Maximize the sum of profits for a subset of jobs S:
max S⊆{1,...,n} ∑i ∈ S xi
such that if job i is picked, then job p(i) is also picked:
i ∈ S → p(i) ∈ S
and there exists an order σ for the jobs in S in which no debt is incurred for all prefixes of the order:
∃ σ ( s + ∑kj=1 xσ(j) ≥ 0, k = 1, ..., |S| )
Without the second constraint, the answer is simply just y(0), where y(i) = x(i) + max(0, y(first child job of job i)) + max(0, y(second child job of job i)) + … + max(0, y(last child job of job i)). That can easily be computed bottom-up since p(i) < i. This case is equivalent to the case of having enough initial euros to foot any possible intermediate debt: s = 10^18. Note, that x(0) = s and p(0) = 0: job 0 is a dummy job whose profit is the initial balance.
The final job picks will form a single connected component rooted at job 0 because of the first constraint: if job i is picked, then job p(i) is picked. So, picking a job is akin to merging that job with its parent. This is easy if both x(i), x(p(i)) > 0, but not if x(i) > 0 and x(p(i)) < 0. So, you have to remember the minimum "cost to take" the new merged job that has profit x(i) + x(p(i)). You'd also need to remember the connected components across merges. Both can be done with auxiliary memory, e.g. cost_to_take(i) and a union-find data structure (U(i), find, merge).

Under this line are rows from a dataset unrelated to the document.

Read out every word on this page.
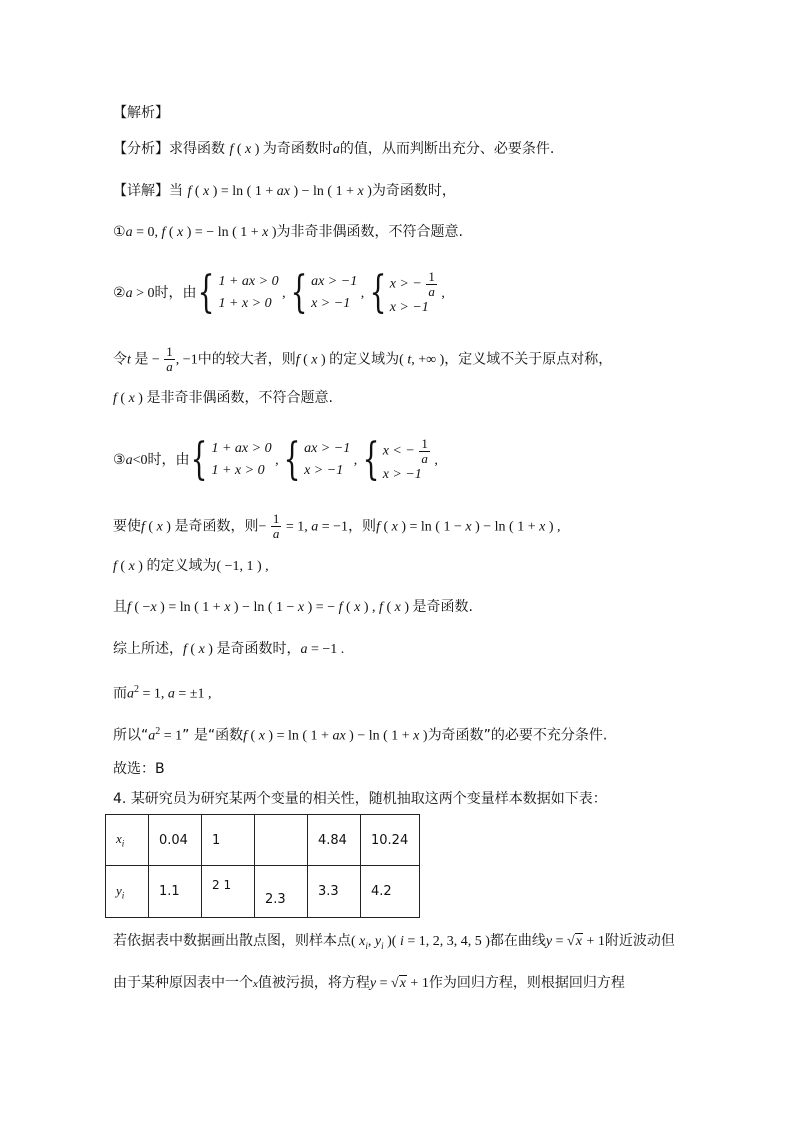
【解析】
【分析】求得函数 f ( x ) 为奇函数时a的值，从而判断出充分、必要条件.
【详解】当 f ( x ) = ln ( 1 + ax ) − ln ( 1 + x )为奇函数时，
①a = 0, f ( x ) = − ln ( 1 + x )为非奇非偶函数，不符合题意.
②a > 0时，由{ 1 + ax > 0
1 + x > 0
, { ax > −1
x > −1
, { x > − $\frac{1}{a}$
x > −1
,
令t 是 − $\frac{1}{a}$ , −1中的较大者，则f ( x ) 的定义域为( t, +∞ )，定义域不关于原点对称，
f ( x ) 是非奇非偶函数，不符合题意.
③a<0时，由{ 1 + ax > 0
1 + x > 0
, { ax > −1
x > −1
, { x < − $\frac{1}{a}$
x > −1
,
要使f ( x ) 是奇函数，则− $\frac{1}{a} = 1$, a = −1，则f ( x ) = ln ( 1 − x ) − ln ( 1 + x ) ,
f ( x ) 的定义域为( −1, 1 ) ,
且f ( −x ) = ln ( 1 + x ) − ln ( 1 − x ) = − f ( x ) , f ( x ) 是奇函数.
综上所述，f ( x ) 是奇函数时，a = −1 .
而$a^2 = 1$, a = ±1 ,
所以“$a^2 = 1$” 是“函数f ( x ) = ln ( 1 + ax ) − ln ( 1 + x )为奇函数”的必要不充分条件.
故选：B
4. 某研究员为研究某两个变量的相关性，随机抽取这两个变量样本数据如下表：
$x_i$	0.04	1		4.84	10.24
$y_i$	1.1	2 1	2.3	3.3	4.2
若依据表中数据画出散点图，则样本点( $x_i$, $y_i$ )( i = 1, 2, 3, 4, 5 )都在曲线y = √x + 1附近波动但
由于某种原因表中一个x值被污损，将方程y = √x + 1作为回归方程，则根据回归方程
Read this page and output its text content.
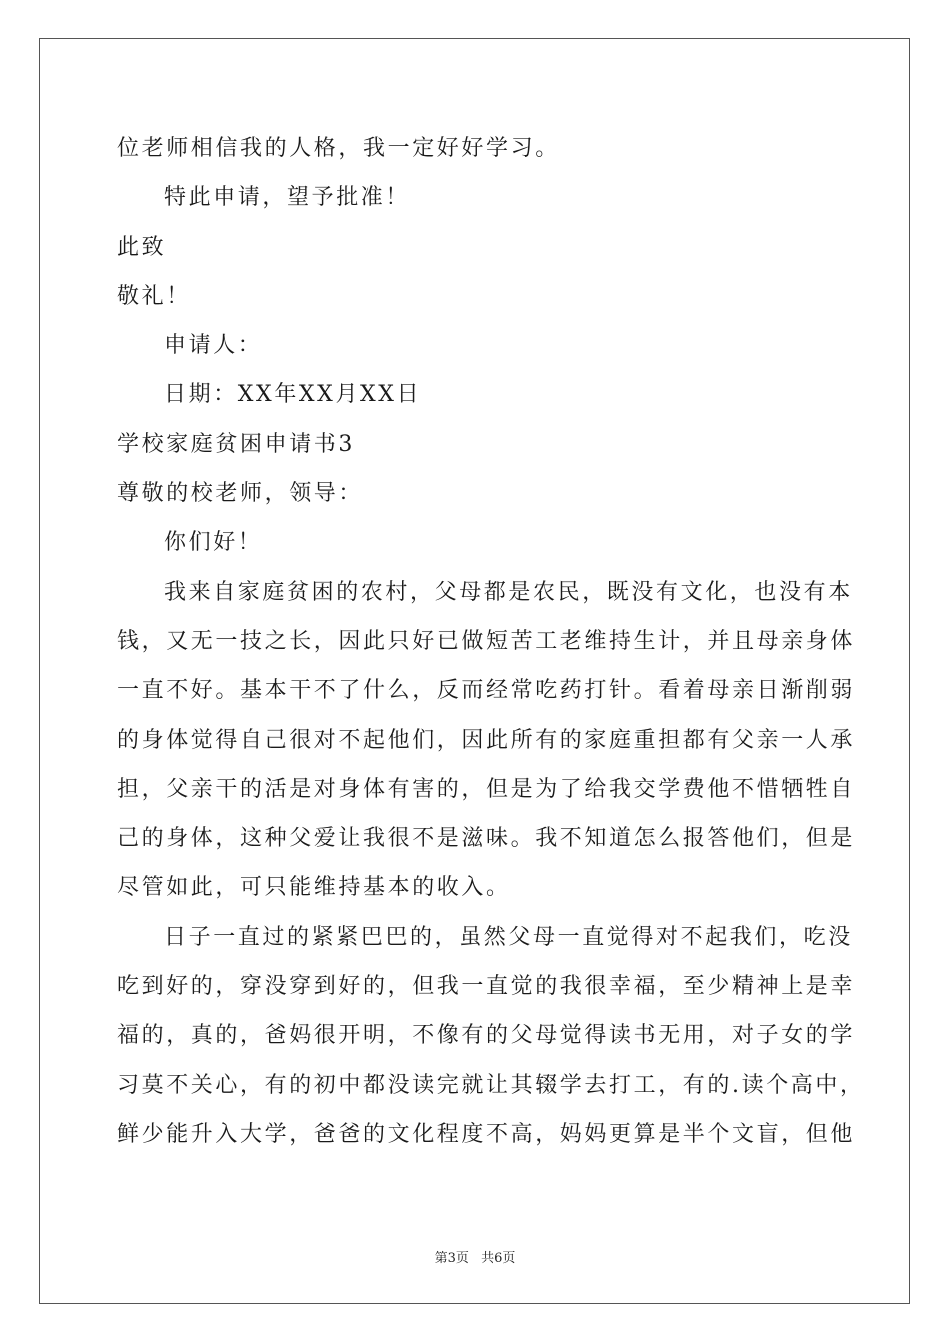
位老师相信我的人格，我一定好好学习。
特此申请，望予批准！
此致
敬礼！
申请人：
日期：XX年XX月XX日
学校家庭贫困申请书3
尊敬的校老师，领导：
你们好！
我来自家庭贫困的农村，父母都是农民，既没有文化，也没有本
钱，又无一技之长，因此只好已做短苦工老维持生计，并且母亲身体
一直不好。基本干不了什么，反而经常吃药打针。看着母亲日渐削弱
的身体觉得自己很对不起他们，因此所有的家庭重担都有父亲一人承
担，父亲干的活是对身体有害的，但是为了给我交学费他不惜牺牲自
己的身体，这种父爱让我很不是滋味。我不知道怎么报答他们，但是
尽管如此，可只能维持基本的收入。
日子一直过的紧紧巴巴的，虽然父母一直觉得对不起我们，吃没
吃到好的，穿没穿到好的，但我一直觉的我很幸福，至少精神上是幸
福的，真的，爸妈很开明，不像有的父母觉得读书无用，对子女的学
习莫不关心，有的初中都没读完就让其辍学去打工，有的.读个高中，
鲜少能升入大学，爸爸的文化程度不高，妈妈更算是半个文盲，但他
第3页 共6页
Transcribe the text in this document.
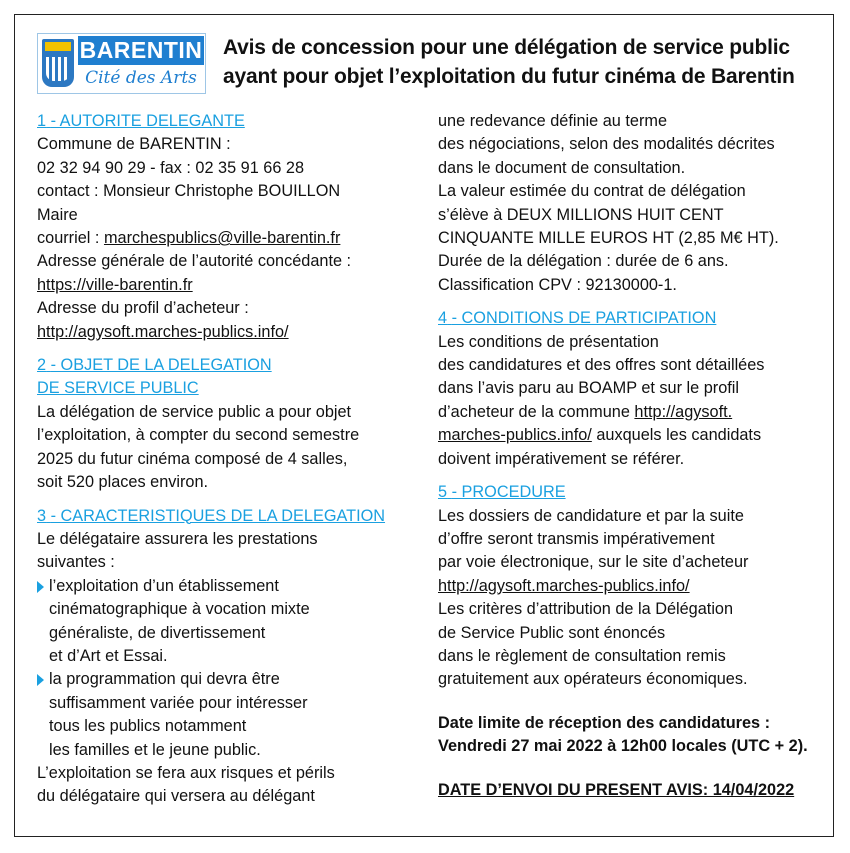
BARENTIN
Cité des Arts
Avis de concession pour une délégation de service public
ayant pour objet l’exploitation du futur cinéma de Barentin
1 - AUTORITE DELEGANTE
Commune de BARENTIN :
02 32 94 90 29 - fax : 02 35 91 66 28
contact : Monsieur Christophe BOUILLON
Maire
courriel : marchespublics@ville-barentin.fr
Adresse générale de l’autorité concédante :
https://ville-barentin.fr
Adresse du profil d’acheteur :
http://agysoft.marches-publics.info/
2 - OBJET DE LA DELEGATION
DE SERVICE PUBLIC
La délégation de service public a pour objet
l’exploitation, à compter du second semestre
2025 du futur cinéma composé de 4 salles,
soit 520 places environ.
3 - CARACTERISTIQUES DE LA DELEGATION
Le délégataire assurera les prestations
suivantes :
l’exploitation d’un établissement
cinématographique à vocation mixte
généraliste, de divertissement
et d’Art et Essai.
la programmation qui devra être
suffisamment variée pour intéresser
tous les publics notamment
les familles et le jeune public.
L’exploitation se fera aux risques et périls
du délégataire qui versera au délégant
une redevance définie au terme
des négociations, selon des modalités décrites
dans le document de consultation.
La valeur estimée du contrat de délégation
s’élève à DEUX MILLIONS HUIT CENT
CINQUANTE MILLE EUROS HT (2,85 M€ HT).
Durée de la délégation : durée de 6 ans.
Classification CPV : 92130000-1.
4 - CONDITIONS DE PARTICIPATION
Les conditions de présentation
des candidatures et des offres sont détaillées
dans l’avis paru au BOAMP et sur le profil
d’acheteur de la commune http://agysoft.
marches-publics.info/ auxquels les candidats
doivent impérativement se référer.
5 - PROCEDURE
Les dossiers de candidature et par la suite
d’offre seront transmis impérativement
par voie électronique, sur le site d’acheteur
http://agysoft.marches-publics.info/
Les critères d’attribution de la Délégation
de Service Public sont énoncés
dans le règlement de consultation remis
gratuitement aux opérateurs économiques.
Date limite de réception des candidatures :
Vendredi 27 mai 2022 à 12h00 locales (UTC + 2).
DATE D’ENVOI DU PRESENT AVIS: 14/04/2022
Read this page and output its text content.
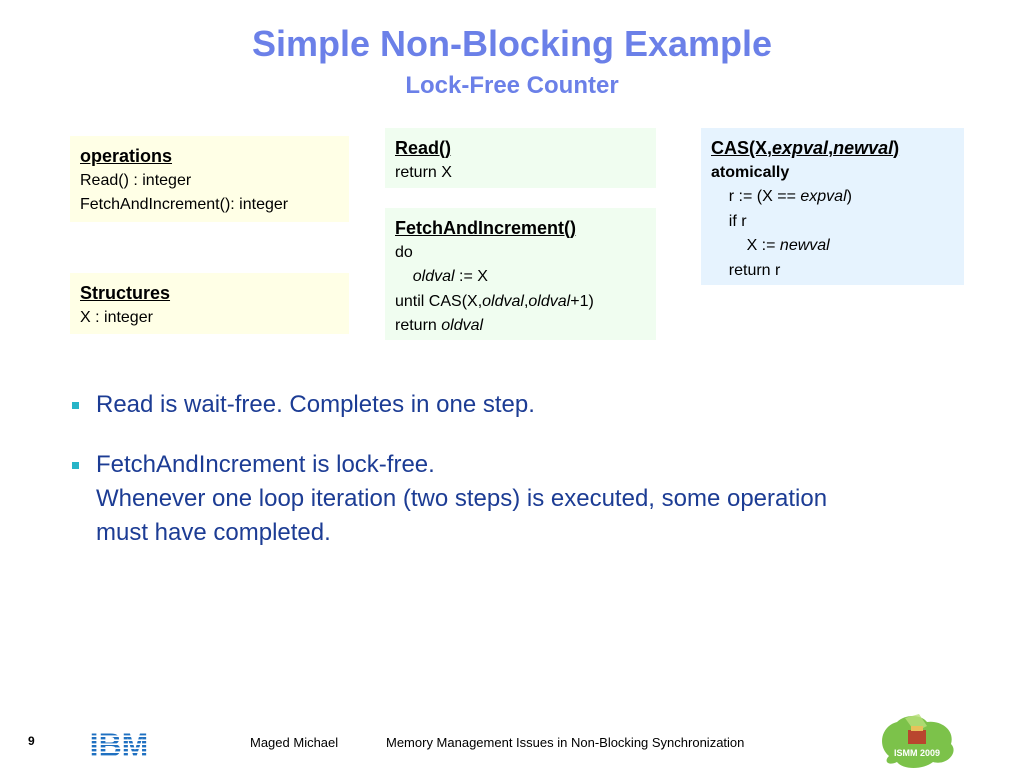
Simple Non-Blocking Example
Lock-Free Counter
operations
Read() : integer
FetchAndIncrement(): integer
Structures
X : integer
Read()
return X
FetchAndIncrement()
do
oldval := X
until CAS(X,oldval,oldval+1)
return oldval
CAS(X,expval,newval)
atomically
r := (X == expval)
if r
X := newval
return r
Read is wait-free. Completes in one step.
FetchAndIncrement is lock-free.
Whenever one loop iteration (two steps) is executed, some operation
must have completed.
9 IBM	Maged Michael	Memory Management Issues in Non-Blocking Synchronization
ISMM 2009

How do you go about merging jobs to construct the solution then? Do you construct in a top-down manner by growing the solution at its' edges? I found that direction to be a "red herring", and all my attempts for such a job-merging strategy broke down for this example:
6 0
4 0
-3
-1 2
-1 2
3 3
3 4
If x(i) > 0 and job p(i) is picked, then job i will certainly be picked. Further, if x(i) > 0 and cost_to_take(i)≤x(p(i)), then job i will certainly be picked if job p(i) is picked. There's more of these, but notice that these are true all across the job tree. It turns out that performing such job merges all across the tree greedily gives the answer.
Here's the code for my solution.
Additional observation and questions:
There's a greedy solution to this problem, but I did not reach it from this starting point (the optimization program). Is there some structure in this optimization program that I am missing? I suspect that there is and that exploiting it makes the greedy solution very apparent. But, I have not spotted it. I am wondering about this because there's lots of other optimization problems with greedy solutions, e.g. huffman coding (minimize expected codeword length), basis pursuit (maximize sparsity of signal decomposition), ...
Possible bottom-up dynamic programming solution:
Let z(i, k) = maximum profit attainable if you take job i and have k euros initially. This is enough for a bottom-up dynamic programming solution (convince yourself of this). I could not put together an implementation for it though; someone else supposedly did. One interesting thing to note is that if the job subtree rooted at job i is replaced with another job tree that has the exact same z(i,k) profile, then the problem is unchanged. So, z(i,k) carries all information needed about a job tree for this problem.